Suriye rejiminin, Suriye’nin kalbi olarak gördüğü Halep’in; Nusra Cephesi, Ahrar el Şam, Sukur el Şam ve Feylek el Şam’ın elindeki bölümlerin de ele geçirmek için hazırlandığı uzunca bir zamandan beri gündemdeydi.
Her ne kadar İran’ın resmi yetkilileri, Suriye iç savaşında, iddia edildiği gibi kara birlikleri ile katılmadığını, Suriye’de sadece askeri danışmanlar bulundurduğunu söylüyorsa da gerek Suriye içinden gelen gayri resmi açıklamalar gerekse bu ülkedeki gelişmeleri izleyen gözlemciler, İran’ın seçkin askerlerden oluşan kara birliklerine bağlı binlerce askerle Suriye’de olduğunu, bu askerlerin “Halep operasyonu”na da katıldıklarını söylemektedir.
Söyleneler, iddialar, şu kadar doğru bu kadar abartılı olabilir ama şu bir gerçek ki Halep operasyonu herhalde, Suriye rejiminin, “iç savaşın başlamasından beri en önemli operasyonudur” ve Halep operasyonunun başarısı ya da başarısızlığı iç savaşın gidişatını belirleyecek kadar önemli olabilir dersek yanlış olmaz.
Çünkü Halep bir yandan Suriye’nin en önemli ticaret merkezi ve tarih-kültür merkezi -en azından Suriye halkı için bütün yakılmış yıkılmış olmasına karşın böyledir- öte yandan Rakka ve IŞİD’in ele geçirdiği merkezi Suriye’nin kapısı olmasıyla, Suriye iç savaşında stratejik bakımdan da çok önemli bir kenttir. Son günlerde PYD ve bölgedeki Arap kökenli güçlerin IŞİD’in Suriye’deki başkenti sayılan Rakka’ya yönelik bir saldırıya hazırlandığı dikkate alındığında, Halep operasyonunun Rakka’ya yönelik saldırının ön aşması olduğu da söylenebilir.
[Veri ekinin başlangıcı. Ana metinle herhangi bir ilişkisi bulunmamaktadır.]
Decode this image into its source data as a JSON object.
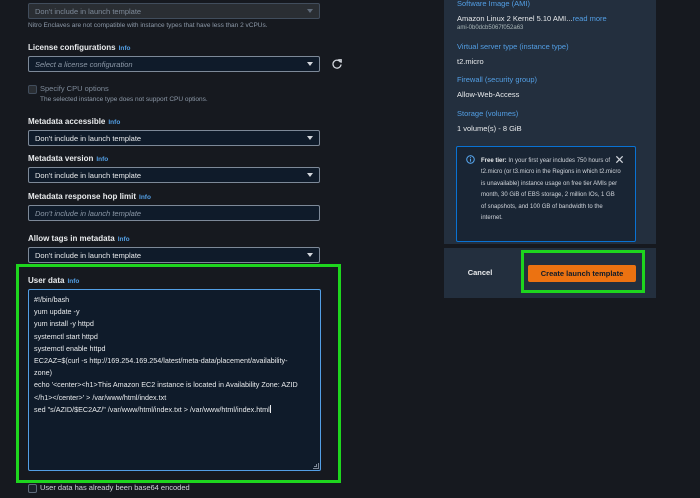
{
  "form": {
    "nitro_select_value": "Don't include in launch template",
    "nitro_hint": "Nitro Enclaves are not compatible with instance types that have less than 2 vCPUs.",
    "license_label": "License configurations",
    "license_placeholder": "Select a license configuration",
    "cpu_label": "Specify CPU options",
    "cpu_hint": "The selected instance type does not support CPU options.",
    "metadata_accessible_label": "Metadata accessible",
    "metadata_accessible_value": "Don't include in launch template",
    "metadata_version_label": "Metadata version",
    "metadata_version_value": "Don't include in launch template",
    "hop_limit_label": "Metadata response hop limit",
    "hop_limit_placeholder": "Don't include in launch template",
    "allow_tags_label": "Allow tags in metadata",
    "allow_tags_value": "Don't include in launch template",
    "user_data_label": "User data",
    "info": "Info",
    "user_data_lines": [
      "#!/bin/bash",
      "yum update -y",
      "yum install -y httpd",
      "systemctl start httpd",
      "systemctl enable httpd",
      "EC2AZ=$(curl -s http://169.254.169.254/latest/meta-data/placement/availability-",
      "zone)",
      "echo '<center><h1>This Amazon EC2 instance is located in Availability Zone: AZID",
      "</h1></center>' > /var/www/html/index.txt",
      "sed \"s/AZID/$EC2AZ/\" /var/www/html/index.txt > /var/www/html/index.html"
    ],
    "base64_label": "User data has already been base64 encoded"
  },
  "summary": {
    "ami_label": "Software Image (AMI)",
    "ami_value": "Amazon Linux 2 Kernel 5.10 AMI...",
    "ami_read_more": "read more",
    "ami_id": "ami-0b0dcb5067f052a63",
    "instance_type_label": "Virtual server type (instance type)",
    "instance_type_value": "t2.micro",
    "firewall_label": "Firewall (security group)",
    "firewall_value": "Allow-Web-Access",
    "storage_label": "Storage (volumes)",
    "storage_value": "1 volume(s) - 8 GiB",
    "free_tier_bold": "Free tier:",
    "free_tier_text": " In your first year includes 750 hours of t2.micro (or t3.micro in the Regions in which t2.micro is unavailable) instance usage on free tier AMIs per month, 30 GiB of EBS storage, 2 million IOs, 1 GB of snapshots, and 100 GB of bandwidth to the internet."
  },
  "actions": {
    "cancel": "Cancel",
    "create": "Create launch template"
  },
  "colors": {
    "highlight": "#1ed51e",
    "primary_button": "#ec7211",
    "link": "#539fe5"
  }
}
Bunun içindir ki, Halep’in “Suriye muhalefeti”nin elinden alınması Esad rejimi bakımından iç savaşın bundan sonraki seyrini de önemli ölçüde etkileyecektir.
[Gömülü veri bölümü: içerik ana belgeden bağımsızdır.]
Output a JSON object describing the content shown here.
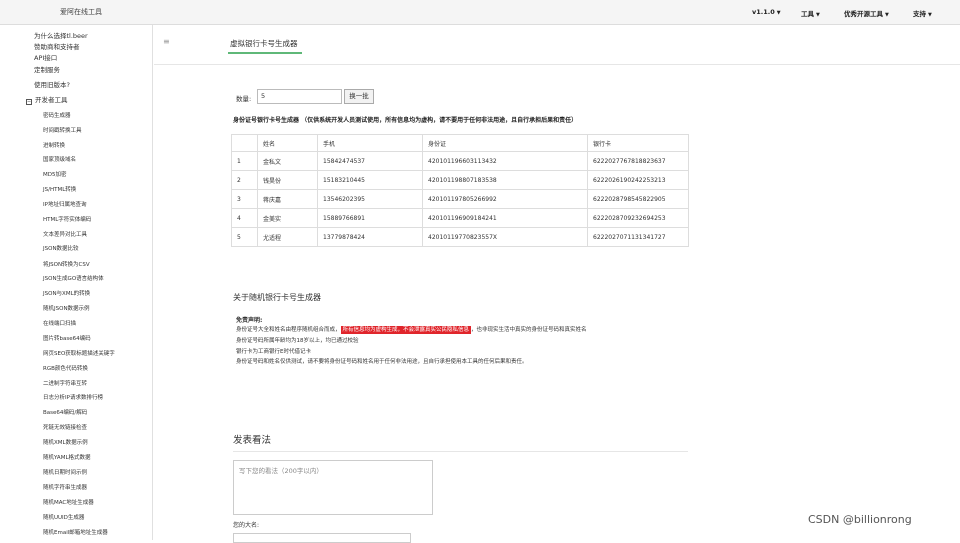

Türkiye açısından ise Halep, Türkiye sınırına 50 kilometre mesafede olması yanında, aynı zamanda Türkiye’nin Fırat’ın batısında, Cerablus etrafında oluşturmak istediği “güvenli bölge” (tampon bölge de denebilir) için de stratejik önemdedir. Nitekim Türkiye, Cerablus civarındaki güvenli bölge talebinin en önemli gerekçelerinden birisinin de “Halep yolunun kapanmaması” olarak ifade etmektedir.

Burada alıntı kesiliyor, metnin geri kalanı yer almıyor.